Histoire vraie de Ernest Horn

Programme personnel de magie

Entre temps, j'avais élaboré un programme, qui m'était personnel et je me mis en route, portant d'une main une valise contenant mes appareils et mes effets et de l'autre une cage de canaris et de tourterelles. Je parcourus ainsi bien des contrées, me rendant fréquemment à pied d'une petite ville à l'autre. Il y aurait bien des aventures à raconter à ce sujet, dont la relation formerait un gros volume, ce qui m'oblige à m'abstenir. Je m'occupais moi-même de la location des salles, des autorisations des autorités, de la musique. Je plaçais et numérotais, moi-même les chaises, et j'ai même rempli les fonctions de caissier, fonctions que j'abandonnais à un remplaçant lorsque le moment de se rendre en scène était venus

La nuit, afin que personne ne me vit, j'allais secrètement coller des affiches contre telles maisons que, contre un billet d'entrée gratuit, m'indiquait un étudiant de l'endroit.
C'est ainsi, qu'après bien des pérégrinations, je parvins à Berlin, où, par des affiches, j'appris la présence de l'artiste de la cour, Bellachini. En toute hâte, je me présentai à lui et eus la chance d'être engagé comme premier assistant. Je restai plusieurs années auprès de lui et assistai ainsi à la séance donnée à l'empereur.


Nouveau départ du magicien Ernest


Bientôt après, je me mis en route pour mon propre compte, dans le but d'étendre pratiquement mes connaissances géographiques. J'y réussis, car j'ai appris à connaître les cinq parties du monde. Je parcourus la Roumanie, la Serbie, la Bulgarie, la Turquie, la Grèce et l'Egypte. A Constantinople, je donnai des représentations au Yildiz Kiosk devant le sultan Abdul-Hamid, auxquelles assista Goltz Pacha. A l'une de ces séances, je me permis une petite plaisanterie. Trois canaris disparaissaient d'une cage pour réapparaître dans une autre cage. Je modifiai cette réapparition et ne fis réapparaître que deux canaris dans la cage. Une certaine agitation s'étant manifestée, je priai Goltz Pacha (l'extraire de sa poche le canari manquant, ce qu'il fit au grand amusement de l'assemblée. Le magicien pour enfants Guillaume à particulièerement apprécié cette partie.

Lorsque, quelques années plus tard, je retournai à Constantinople, le sultan avait son propre manager et la petite salle où j'avais opéré avait été transformée en un petit théâtre.
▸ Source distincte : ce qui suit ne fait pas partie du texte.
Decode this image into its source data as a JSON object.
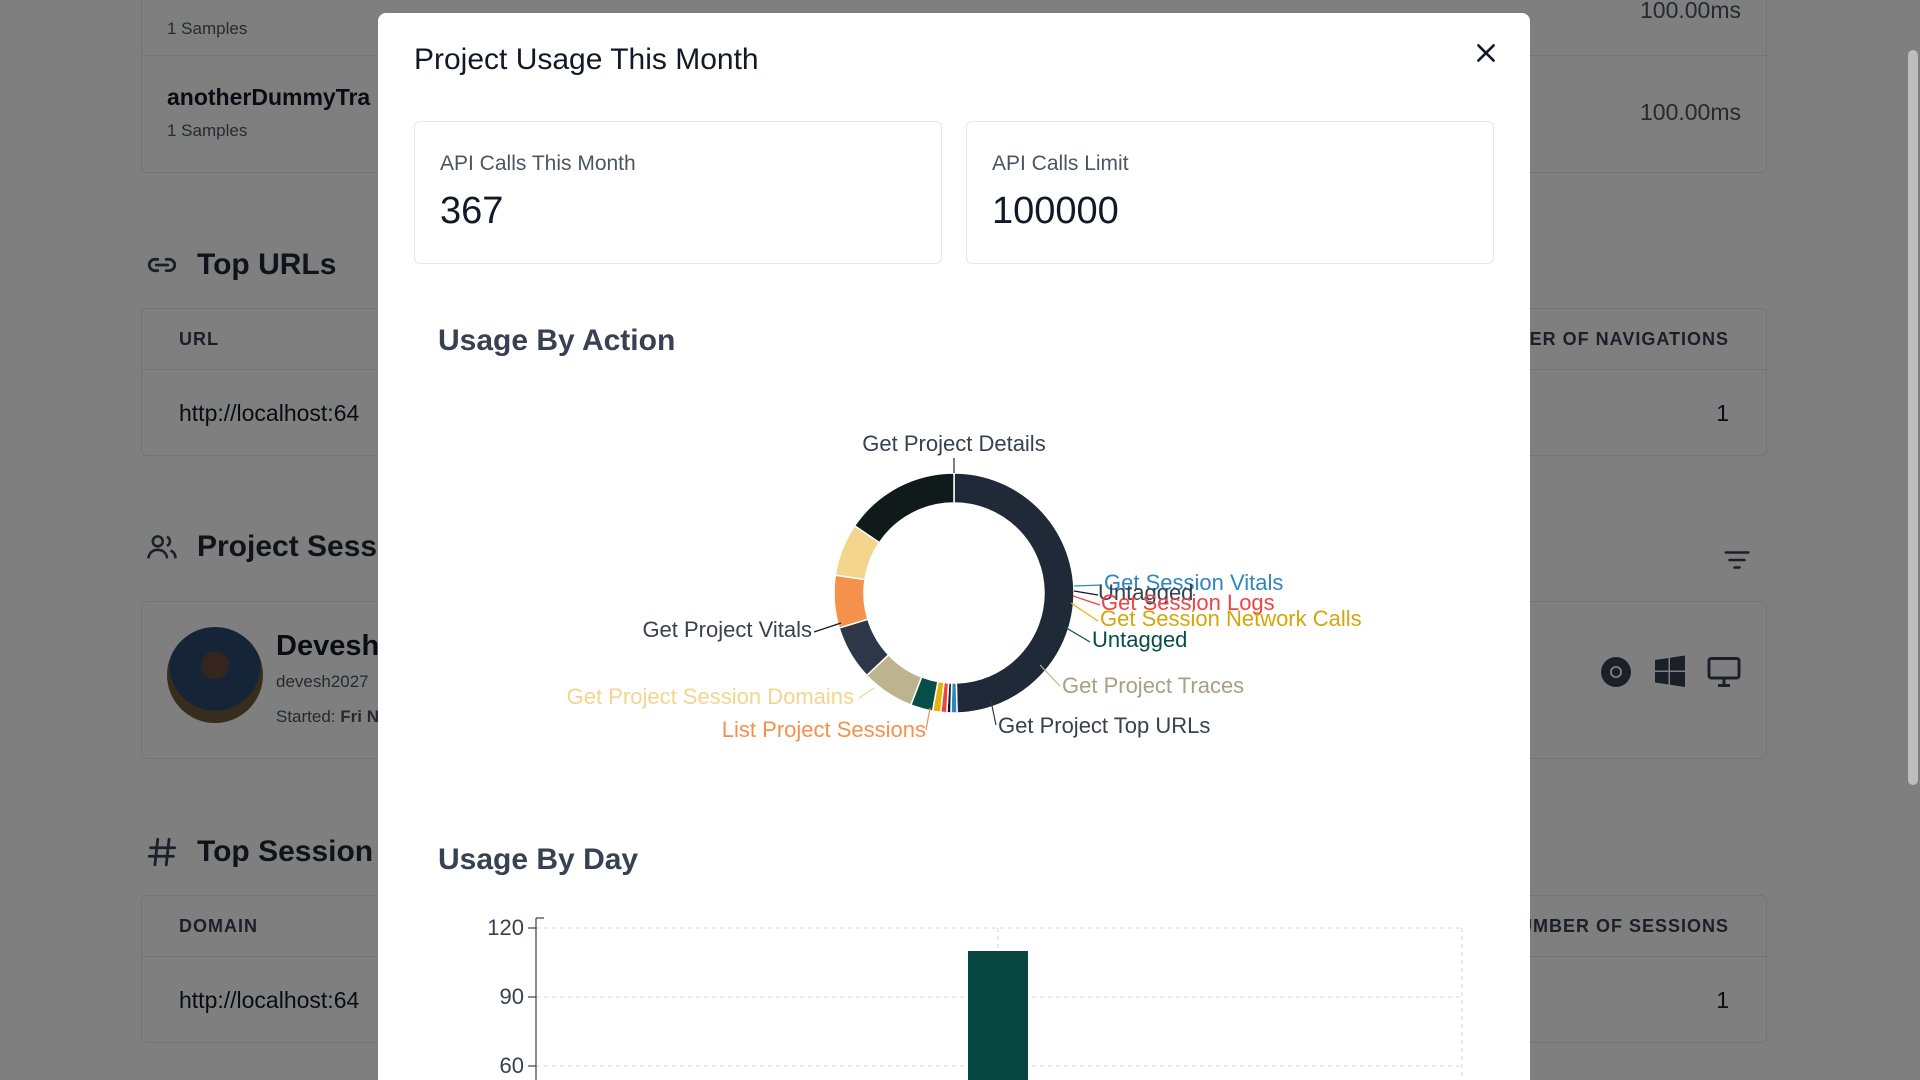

La salle était vide lorsque je m'y rendis, seuls les musiciens de l'orchestre avaient occupé leurs pupitres. Je devais présenter un grand truc : La femme éclipsée. Il y avait bien une trappe, mais, pour mon malheur, un grand et authentique tapis de Perse était cloué dessus. Il n'y avait pas de temps à perdre. Très heureusement le maître de cérémonies se présenta à moi et, en réponse à ma question, il m'incita à entailler le tapis. Ce ne fut qu'avec un grand regret que je me décidai à entreprendre cette opération. Je voudrais bien savoir quelle était la valeur de ce tapis. Le tapis entaillé, je pus présenter mon truc, mais qu'est-ce que le sultan a bien dû penser de quelle façon la femme disparut, attendu qu'il savait pertinemment que le tapis était d'une seule pièce.